(March 21- April 19)
Finals week is almost here Aries, and I know you’ve been putting off that paper you were assigned two weeks ago—so you know what you should do? Put some comfy sweatpants on and rewatch Stranger Things to iron out your perfect fan theory. Just email your teacher in the morning asking for an extension—say something important came up. I mean, you’re not wrong.
(April 20 – May 20)
You are a good friend, Taurus, and you really deserve to know it! So throw a party in your honor! And have a cover charge which is a nice, sincere compliment at the door or have friends bring you a nice bottle of wine! (Or, uh, pop. This is a “dry” campus after all.)
(May 21 – June 20)
You’ve been feeling lonely Gemini. Well, good thing the holidays are coming up! Ask Santa to bring you an air mattress and blow that shit up in your best friend’s room—now you never have to leave! #friendsforever
(June 21 – July 22)
You have three dollars in your bank account Cancer, and we’re really proud of you, seeing as last week you were in the negatives! We think you should celebrate! Go off, my child, and buy some McDonalds french fries!
(July 23 – August 22)
We heard you got your tooth knocked out last week at a party—you’re a total badass Leo. Put that shit under your pillow and I’m sure the tooth fairy will be slipping quarters for laundry under there in no time.

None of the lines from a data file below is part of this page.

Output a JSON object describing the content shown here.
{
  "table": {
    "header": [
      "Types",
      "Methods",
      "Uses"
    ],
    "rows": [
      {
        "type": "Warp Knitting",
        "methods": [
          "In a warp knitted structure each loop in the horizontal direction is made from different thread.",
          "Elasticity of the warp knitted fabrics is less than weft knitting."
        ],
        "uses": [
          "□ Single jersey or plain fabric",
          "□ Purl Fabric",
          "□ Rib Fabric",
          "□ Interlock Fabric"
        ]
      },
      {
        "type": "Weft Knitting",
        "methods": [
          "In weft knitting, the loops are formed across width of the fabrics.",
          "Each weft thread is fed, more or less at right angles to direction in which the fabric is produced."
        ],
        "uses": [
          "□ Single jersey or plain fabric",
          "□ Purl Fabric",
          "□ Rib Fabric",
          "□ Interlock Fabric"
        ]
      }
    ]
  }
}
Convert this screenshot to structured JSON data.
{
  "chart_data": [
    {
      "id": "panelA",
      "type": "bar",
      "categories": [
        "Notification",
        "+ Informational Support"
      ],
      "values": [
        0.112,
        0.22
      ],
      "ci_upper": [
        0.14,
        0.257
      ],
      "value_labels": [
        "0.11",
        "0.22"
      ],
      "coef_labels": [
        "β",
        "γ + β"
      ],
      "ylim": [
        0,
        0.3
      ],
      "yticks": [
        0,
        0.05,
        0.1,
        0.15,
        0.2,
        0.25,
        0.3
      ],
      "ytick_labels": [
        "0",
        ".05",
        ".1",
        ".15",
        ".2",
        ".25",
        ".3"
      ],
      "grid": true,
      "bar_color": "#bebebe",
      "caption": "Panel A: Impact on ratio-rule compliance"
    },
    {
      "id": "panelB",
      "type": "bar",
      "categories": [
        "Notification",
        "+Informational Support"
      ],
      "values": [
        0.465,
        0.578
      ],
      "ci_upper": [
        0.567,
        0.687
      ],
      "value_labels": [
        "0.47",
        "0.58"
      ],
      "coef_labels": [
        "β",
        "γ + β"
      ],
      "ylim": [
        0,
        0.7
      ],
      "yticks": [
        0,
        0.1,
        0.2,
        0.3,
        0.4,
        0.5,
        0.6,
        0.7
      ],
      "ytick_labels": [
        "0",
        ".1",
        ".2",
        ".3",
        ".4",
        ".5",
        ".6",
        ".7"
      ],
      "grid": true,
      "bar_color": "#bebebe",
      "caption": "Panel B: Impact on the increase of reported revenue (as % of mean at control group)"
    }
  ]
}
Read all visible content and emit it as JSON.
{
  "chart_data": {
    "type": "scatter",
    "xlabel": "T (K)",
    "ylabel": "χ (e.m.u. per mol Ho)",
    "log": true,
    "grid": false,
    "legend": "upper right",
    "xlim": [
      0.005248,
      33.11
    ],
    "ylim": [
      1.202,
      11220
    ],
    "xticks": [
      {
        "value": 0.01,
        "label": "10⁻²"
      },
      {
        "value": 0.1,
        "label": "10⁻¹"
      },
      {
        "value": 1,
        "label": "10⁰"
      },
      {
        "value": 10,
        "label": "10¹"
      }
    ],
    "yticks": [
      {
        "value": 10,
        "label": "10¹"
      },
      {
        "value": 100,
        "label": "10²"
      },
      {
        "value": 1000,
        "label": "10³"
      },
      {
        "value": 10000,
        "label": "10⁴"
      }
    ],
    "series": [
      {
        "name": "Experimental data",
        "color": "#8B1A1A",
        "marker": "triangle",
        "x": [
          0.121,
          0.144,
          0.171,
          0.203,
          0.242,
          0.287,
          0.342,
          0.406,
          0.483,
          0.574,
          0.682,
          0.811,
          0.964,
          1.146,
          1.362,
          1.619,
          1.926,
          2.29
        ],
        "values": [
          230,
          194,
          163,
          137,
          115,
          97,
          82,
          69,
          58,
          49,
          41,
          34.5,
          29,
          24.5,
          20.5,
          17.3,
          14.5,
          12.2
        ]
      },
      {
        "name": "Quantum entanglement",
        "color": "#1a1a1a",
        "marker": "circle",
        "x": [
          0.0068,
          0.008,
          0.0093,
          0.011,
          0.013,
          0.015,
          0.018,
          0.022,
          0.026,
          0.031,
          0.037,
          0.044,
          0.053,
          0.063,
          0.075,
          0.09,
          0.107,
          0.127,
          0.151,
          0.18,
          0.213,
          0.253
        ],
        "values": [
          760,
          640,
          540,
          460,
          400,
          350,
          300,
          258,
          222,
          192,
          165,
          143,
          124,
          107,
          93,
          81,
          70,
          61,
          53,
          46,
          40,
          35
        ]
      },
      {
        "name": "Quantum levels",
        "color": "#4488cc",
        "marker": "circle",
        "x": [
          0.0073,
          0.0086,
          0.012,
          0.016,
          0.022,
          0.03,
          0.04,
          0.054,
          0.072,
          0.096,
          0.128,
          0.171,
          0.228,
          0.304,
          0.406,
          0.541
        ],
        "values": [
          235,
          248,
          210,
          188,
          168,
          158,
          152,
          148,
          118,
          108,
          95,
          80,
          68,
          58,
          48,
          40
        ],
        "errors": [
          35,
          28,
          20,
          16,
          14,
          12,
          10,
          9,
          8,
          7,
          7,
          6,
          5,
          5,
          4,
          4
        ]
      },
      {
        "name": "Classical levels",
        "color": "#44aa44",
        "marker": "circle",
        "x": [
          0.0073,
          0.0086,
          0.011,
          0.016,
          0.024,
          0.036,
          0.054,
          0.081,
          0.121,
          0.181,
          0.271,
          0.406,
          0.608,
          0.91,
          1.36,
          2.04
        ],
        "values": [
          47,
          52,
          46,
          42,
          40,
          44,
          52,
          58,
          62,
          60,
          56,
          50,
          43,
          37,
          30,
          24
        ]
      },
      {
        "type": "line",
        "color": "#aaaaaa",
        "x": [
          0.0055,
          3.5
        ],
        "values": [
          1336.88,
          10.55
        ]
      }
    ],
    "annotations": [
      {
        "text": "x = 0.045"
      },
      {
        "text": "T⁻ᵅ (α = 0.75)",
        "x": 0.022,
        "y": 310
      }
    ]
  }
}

(August 23 – September 22)
I’m seeing a tattoo in your future Virgo—you really need a cat dressed up as a Vegas showgirl on your leg. Talk about a work of art.
(September 23 – October 22)
You’re a trendsetter Libra. With those ripped tights and black nail polish, don’t let those bitches steal your moves!

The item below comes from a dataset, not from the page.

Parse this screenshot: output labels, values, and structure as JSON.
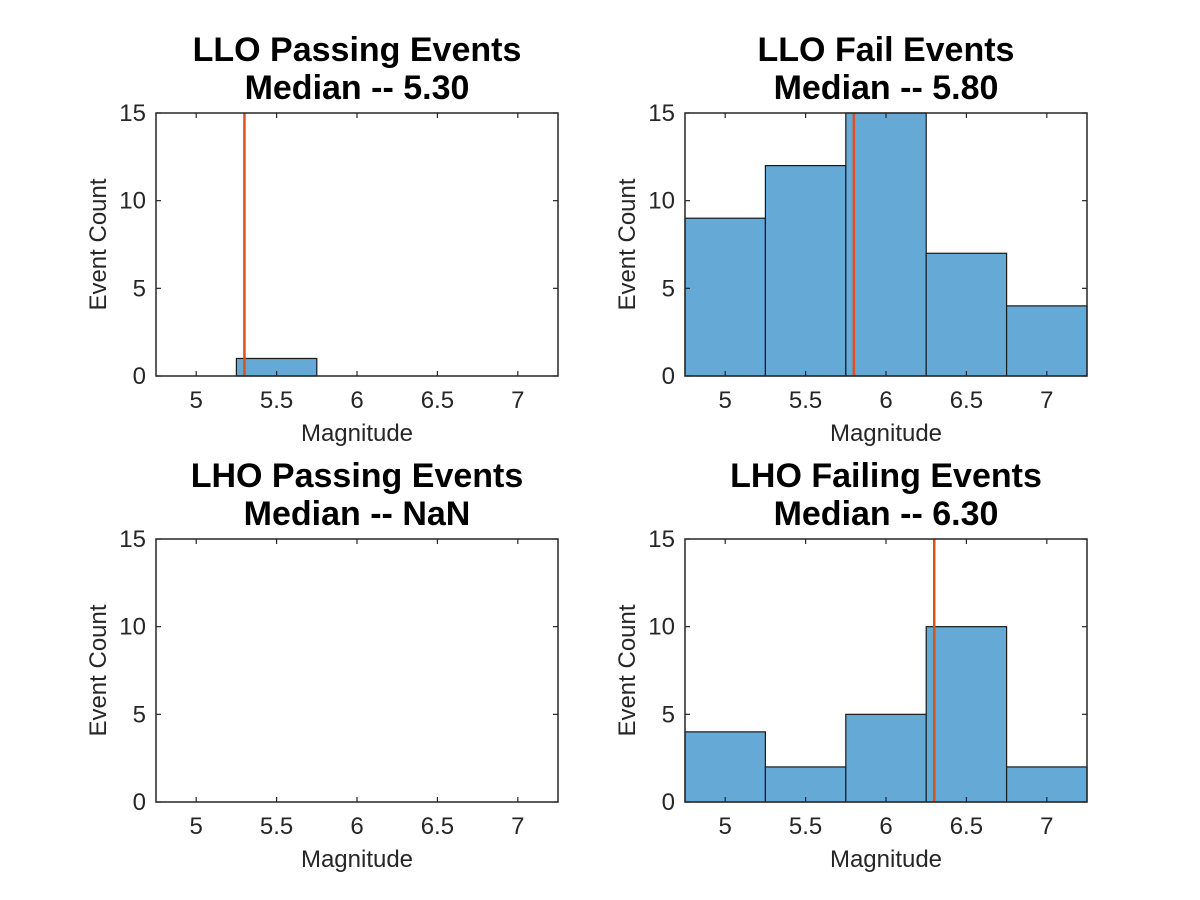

(October 23 – November 21)
You’ve been doing a lot of the heavy lifting in your friendship lately. This weekend it’s time for you to let loose Scorpio!! Make your friends hold your hair back while you puke and cry over your ex.

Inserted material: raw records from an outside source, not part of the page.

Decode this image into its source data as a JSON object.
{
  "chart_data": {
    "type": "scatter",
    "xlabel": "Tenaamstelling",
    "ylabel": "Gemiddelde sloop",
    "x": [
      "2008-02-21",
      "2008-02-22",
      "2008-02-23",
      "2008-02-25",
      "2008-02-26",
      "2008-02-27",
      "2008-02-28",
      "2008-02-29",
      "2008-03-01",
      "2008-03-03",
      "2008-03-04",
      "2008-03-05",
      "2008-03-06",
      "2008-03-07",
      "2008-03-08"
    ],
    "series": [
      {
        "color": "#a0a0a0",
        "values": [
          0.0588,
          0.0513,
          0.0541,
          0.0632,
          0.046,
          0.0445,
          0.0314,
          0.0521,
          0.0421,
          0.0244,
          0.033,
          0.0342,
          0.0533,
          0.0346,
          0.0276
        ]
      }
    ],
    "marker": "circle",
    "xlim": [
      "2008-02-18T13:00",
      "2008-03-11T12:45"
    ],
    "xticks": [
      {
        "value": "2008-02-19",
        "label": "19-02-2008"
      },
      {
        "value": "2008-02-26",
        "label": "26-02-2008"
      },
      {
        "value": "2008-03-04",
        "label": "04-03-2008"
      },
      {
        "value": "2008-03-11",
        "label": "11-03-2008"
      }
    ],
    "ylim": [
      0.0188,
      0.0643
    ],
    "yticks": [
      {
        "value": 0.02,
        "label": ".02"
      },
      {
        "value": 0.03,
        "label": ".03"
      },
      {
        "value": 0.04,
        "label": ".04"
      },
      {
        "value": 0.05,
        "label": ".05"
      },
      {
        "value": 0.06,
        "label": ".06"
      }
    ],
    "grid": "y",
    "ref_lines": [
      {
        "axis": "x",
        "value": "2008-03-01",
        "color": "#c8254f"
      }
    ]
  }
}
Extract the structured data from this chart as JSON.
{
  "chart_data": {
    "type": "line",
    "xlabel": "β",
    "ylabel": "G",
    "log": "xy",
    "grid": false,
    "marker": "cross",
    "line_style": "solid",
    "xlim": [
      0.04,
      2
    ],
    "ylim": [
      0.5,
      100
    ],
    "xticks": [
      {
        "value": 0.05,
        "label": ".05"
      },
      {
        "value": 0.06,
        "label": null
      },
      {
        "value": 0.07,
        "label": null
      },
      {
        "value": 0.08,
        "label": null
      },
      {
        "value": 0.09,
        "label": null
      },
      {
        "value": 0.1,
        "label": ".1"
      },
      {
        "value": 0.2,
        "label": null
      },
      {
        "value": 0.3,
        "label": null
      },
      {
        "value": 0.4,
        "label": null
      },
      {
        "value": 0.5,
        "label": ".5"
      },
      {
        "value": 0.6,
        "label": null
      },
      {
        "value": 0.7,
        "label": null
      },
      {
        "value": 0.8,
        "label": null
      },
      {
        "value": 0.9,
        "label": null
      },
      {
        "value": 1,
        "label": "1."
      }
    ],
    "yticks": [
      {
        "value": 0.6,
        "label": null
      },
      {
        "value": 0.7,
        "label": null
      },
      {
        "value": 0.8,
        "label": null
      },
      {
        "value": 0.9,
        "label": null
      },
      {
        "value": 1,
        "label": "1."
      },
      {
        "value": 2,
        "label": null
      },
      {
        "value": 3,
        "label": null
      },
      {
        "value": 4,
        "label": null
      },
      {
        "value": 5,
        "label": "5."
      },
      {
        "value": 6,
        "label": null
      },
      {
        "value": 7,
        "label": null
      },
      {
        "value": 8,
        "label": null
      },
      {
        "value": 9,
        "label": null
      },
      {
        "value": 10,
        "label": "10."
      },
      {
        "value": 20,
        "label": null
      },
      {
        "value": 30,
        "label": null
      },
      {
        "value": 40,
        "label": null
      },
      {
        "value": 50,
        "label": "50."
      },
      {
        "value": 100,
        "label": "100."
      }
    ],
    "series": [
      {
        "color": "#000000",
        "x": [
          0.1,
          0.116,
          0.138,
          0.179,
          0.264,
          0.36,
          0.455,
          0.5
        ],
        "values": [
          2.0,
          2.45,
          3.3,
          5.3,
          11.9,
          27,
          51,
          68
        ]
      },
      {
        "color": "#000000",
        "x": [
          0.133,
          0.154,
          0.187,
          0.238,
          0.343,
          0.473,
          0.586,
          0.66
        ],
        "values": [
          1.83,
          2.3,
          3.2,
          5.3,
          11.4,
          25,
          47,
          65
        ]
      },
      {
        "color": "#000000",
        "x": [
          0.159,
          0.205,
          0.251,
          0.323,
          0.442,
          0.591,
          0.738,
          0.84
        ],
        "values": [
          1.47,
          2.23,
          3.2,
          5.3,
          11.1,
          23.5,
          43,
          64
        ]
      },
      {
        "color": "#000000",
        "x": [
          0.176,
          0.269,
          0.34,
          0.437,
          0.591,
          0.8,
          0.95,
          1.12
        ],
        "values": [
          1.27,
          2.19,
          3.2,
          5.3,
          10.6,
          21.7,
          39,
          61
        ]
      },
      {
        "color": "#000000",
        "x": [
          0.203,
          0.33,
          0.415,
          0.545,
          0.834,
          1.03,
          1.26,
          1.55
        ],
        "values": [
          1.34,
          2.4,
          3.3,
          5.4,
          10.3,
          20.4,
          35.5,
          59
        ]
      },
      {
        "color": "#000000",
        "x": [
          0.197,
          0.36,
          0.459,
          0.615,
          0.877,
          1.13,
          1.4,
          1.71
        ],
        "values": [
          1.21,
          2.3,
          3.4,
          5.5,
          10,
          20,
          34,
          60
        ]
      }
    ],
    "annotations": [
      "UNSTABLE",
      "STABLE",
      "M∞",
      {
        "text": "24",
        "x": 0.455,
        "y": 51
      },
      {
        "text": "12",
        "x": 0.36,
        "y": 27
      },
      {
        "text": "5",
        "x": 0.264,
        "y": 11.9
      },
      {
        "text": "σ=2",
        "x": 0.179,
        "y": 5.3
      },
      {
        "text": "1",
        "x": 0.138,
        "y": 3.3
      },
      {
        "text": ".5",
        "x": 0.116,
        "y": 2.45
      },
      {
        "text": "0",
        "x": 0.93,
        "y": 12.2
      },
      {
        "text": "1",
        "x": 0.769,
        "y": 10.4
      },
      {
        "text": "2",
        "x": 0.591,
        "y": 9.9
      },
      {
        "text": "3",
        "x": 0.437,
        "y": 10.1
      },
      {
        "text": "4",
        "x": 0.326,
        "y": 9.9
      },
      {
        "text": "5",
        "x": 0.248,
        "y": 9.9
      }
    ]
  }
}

(November 22 – December 21)
Flights are kind of cheap right now—you should totally drain what little savings you have and go to Paris and maybe just start a new life working in a cafe and just eat bread and chocolate all day and fall in love with a nice person from Paris and have nice children and maybe a cute cat that wears a beret—just maybe, I mean. Flights are cheap right now.
(December 22 – January 19)
Call your mom up and apologize, you know what for! Admit your faults Capricorn! It’s okay!!
(January 20 – February 19)
You’re a weirdo. You’re weird, you don’t fit in and you don’t wanna fit in, so take some alone time and go watch Rebel without a Cause, you weirdo.
(February 20 – March 20)
We know you look shy and sweet, Pieces, but we know that you’re helping your lizard brothers with their plan to take over the world—you’re not fooling us.